Lewes cemetory almost full SUS-140620-160340001
Lewes cemetory almost full SUS-140620-160340001

Lewes Cemetery is about to run out of space – and residents are likely to be buried outside the town in future.

Space for interments will run out in 18 months and ashes plots in two years.

The cemetery is completely landlocked without any potential for extension.

It means Lewesians who wish to be buried or have their ashes interred may have to use alternative sites such as Seaford or Newhaven.

Member of Lewes District Council’s Scrutiny Committee heard yesterday (Thursday) that as of May 13 this year Lewes Cemetery has an estimated 35 grave spaces and 56 dedicated ashes plots that are not currently purchased.

Actual burials/interments will continue for many years because of pre-purchased plots. A Deed of Grant is often purchased well in advance of use, not just when a burial is required.

Families from time to time may also purchase several adjoining grave spaces. This means that the purchase of a Deed of Grant is not necessarily an indication of the numbers of interments that are taking place and makes it difficult to calculate future demand.

It also means grave spaces may remain allocated but unused for many years.

Committee members heard that when Lewes Cemetery has run out of space there would still be a requirement to maintain it and keep it ‘open’ while burials are still taking place in pre-purchased plots.

The cemeteries at Seaford and Newhaven still have capacity for an estimated 10-15 years.

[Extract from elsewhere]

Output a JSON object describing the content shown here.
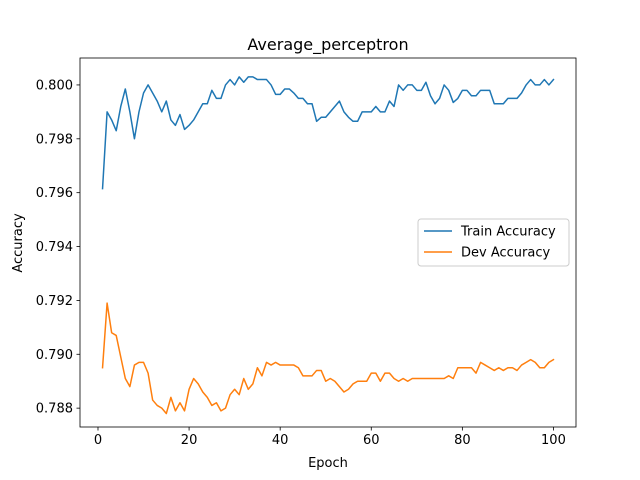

The provision of cemeteries by district councils is a statutory power, not a duty. Lewes District Council could decide not to provide additional cemetery land within the District once present space is exhausted. This would offer some financial savings but the ongoing cost of existing cemeteries would then not be offset by income.

During the period 2013/14, Lewes Cemetery generated £58,764 in income through burial fees, purchase of Deeds of Grant and memorial permits. There were 29 burials there and 22 interments of ashes.

Anyone can purchase a grave space. However, this does not confer ownership of the land. The purchaser is effectively acquiring an ‘Exclusive Right of Burial’.

The purchaser is referred to as ‘The Deed of Grant Holder’ and is the only person who can thereafter authorise the use of the grave space and any memorial. These grants are purchased for a period of 50 years for burial plots and 10 years for ashes interments.